Maioria dos times joga menos de 10 jogos no ano
É muito comum ouvir por aí que futebol feminino é “chato” e “desnivelado”. A dificuldade técnica é uma realidade para muitos times no Brasil, mas isso não se deve à falta de capacidade das atletas de jogar, e sim à falta de estrutura para que elas possam evoluir. Para se ter ideia, um diagnóstico da modalidade feito em 2018 mostra que 77% dos times de futebol feminino no Brasil jogaram até 9 jogos apenas no ano todo.
“Em 2018, tivemos muitas equipes jogando pouco, isso não é interessante.
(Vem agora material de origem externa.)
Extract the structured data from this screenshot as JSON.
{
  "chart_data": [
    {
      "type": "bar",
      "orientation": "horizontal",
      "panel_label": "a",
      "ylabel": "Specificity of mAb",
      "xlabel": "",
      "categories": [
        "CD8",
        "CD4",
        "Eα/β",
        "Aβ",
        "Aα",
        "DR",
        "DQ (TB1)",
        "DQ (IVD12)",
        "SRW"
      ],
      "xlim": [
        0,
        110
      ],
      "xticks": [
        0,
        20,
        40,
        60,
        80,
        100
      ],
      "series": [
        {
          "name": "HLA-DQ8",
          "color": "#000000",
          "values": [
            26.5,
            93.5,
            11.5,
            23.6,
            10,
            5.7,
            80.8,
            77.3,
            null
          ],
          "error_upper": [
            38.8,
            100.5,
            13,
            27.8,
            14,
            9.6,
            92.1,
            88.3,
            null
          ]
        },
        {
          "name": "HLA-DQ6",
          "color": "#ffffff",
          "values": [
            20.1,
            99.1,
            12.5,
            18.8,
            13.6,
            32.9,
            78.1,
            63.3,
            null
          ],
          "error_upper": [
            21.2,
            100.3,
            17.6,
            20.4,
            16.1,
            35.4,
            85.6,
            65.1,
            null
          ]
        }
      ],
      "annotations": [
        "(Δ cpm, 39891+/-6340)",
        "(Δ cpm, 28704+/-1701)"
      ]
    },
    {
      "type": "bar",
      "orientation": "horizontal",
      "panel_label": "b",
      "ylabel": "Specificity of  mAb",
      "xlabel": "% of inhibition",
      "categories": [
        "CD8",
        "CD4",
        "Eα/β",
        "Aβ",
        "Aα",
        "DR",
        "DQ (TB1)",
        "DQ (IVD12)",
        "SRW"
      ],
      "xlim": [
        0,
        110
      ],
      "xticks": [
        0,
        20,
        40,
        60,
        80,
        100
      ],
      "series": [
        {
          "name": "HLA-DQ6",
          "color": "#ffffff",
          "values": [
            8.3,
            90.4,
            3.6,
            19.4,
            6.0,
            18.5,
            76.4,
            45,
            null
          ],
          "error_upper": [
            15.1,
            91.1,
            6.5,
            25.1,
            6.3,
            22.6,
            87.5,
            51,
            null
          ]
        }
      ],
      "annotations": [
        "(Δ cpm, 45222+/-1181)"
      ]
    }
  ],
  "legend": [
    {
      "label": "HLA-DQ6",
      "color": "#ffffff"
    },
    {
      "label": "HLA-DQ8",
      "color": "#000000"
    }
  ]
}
Jogar 9 jogos por ano é menos de um por mês. Foi um número muito grande de equipes, até mesmo jogando apenas 5 jogos. Precisamos providenciar para o máximo de equipes pelo menos algo próximo de 20 jogos por ano. Pensando os estaduais, poderia ser por um período mais longo. Muitos campeonatos acontecem em um mês ou dois no máximo – 55% deles são assim. É pouco para o desenvolvimento das meninas jogando bola. O excesso de jogos do masculino é a realidade oposta da que vivemos no feminino”, pontuou Júlio César Resende, analista de desempenho do Santos que trabalhou na seleção feminina em 2017 e foi o autor do estudo que possibilitou uma diagnóstico do futebol feminino no país.
Ele aponta para a importância de um maior investimento das federações nos campeonatos estaduais para fomentar o futebol feminino nas regiões em que ele ainda não é tão desenvolvido. “Para o masculino, o estadual é empecilho, mas para o feminino ele é essencial. Tem campeonato que acontece em três fins de semana, parece que existe só pra dizer que tem. O campeonato Capixaba tem três equipes só e eles conseguiram acabar o ano sem fazer a final do torneio”, pontuou.
Segundo o levantamento feito por Resende, existiam 173 equipes de futebol feminino vinculadas a federações em 2018. Mas não foi possível contar quantas jogadoras estão atuando no país, porque as federações não mantêm os registros dessas atletas. “É muito difícil conseguir esses dados, nem as próprias federações se preocupam com isso”.
O analista destaca a importância de se identificar esse diagnóstico da modalidade para criar um plano de desenvolvimento para ela.
Para Romeu Castro, o problema que o futebol feminino sofre com o calendário é o mesmo que acontece com equipes masculinas de menor estrutura.
“Essa situação do calendário não é só do futebol feminino, equipes que não têm potencial econômico no futebol masculino também nao têm muitos jogos. Tem a questão da estrutura esportiva e econômica do país. Nós vivemos num país continental, então você tem dentro da pirâmide, uma estrutura que tem as competições municipais, estaduais, regionais, e aí as competições nacionais, que são para aquelas equipes melhor estruturadas. A CBF cuida em primeiro lugar das competições nacionais e busca incentivar as federações regionais a promover seus campeonatos, mas isso tem reflexo da cultura, economia e estrutura de cada estado. Não é função da CBF resolver isso, mas sim auxiliar e criar um mercado na área”.
Outro ponto sempre muito deficiente no Brasil é a base do futebol feminino – que praticamente não existe. São raros os clubes que oferecem formação de atletas mulheres – até porque não há categoria para elas disputarem. Somente em 2017 foi criado o primeiro torneio de base do país, quando a FPF organizou o inédito Paulista Sub-17. Agora, em 2019, será a vez da CBF finalmente investir na base com a criação do Brasileiro sub-18 – uma iniciativa também feita para acolher os times de camisa, que agora precisarão também manter equipes de base no feminino para cumprir a resolução da Conmebol. O torneio será disputado entre julho e setembro deste ano com a participação de 24 equipes.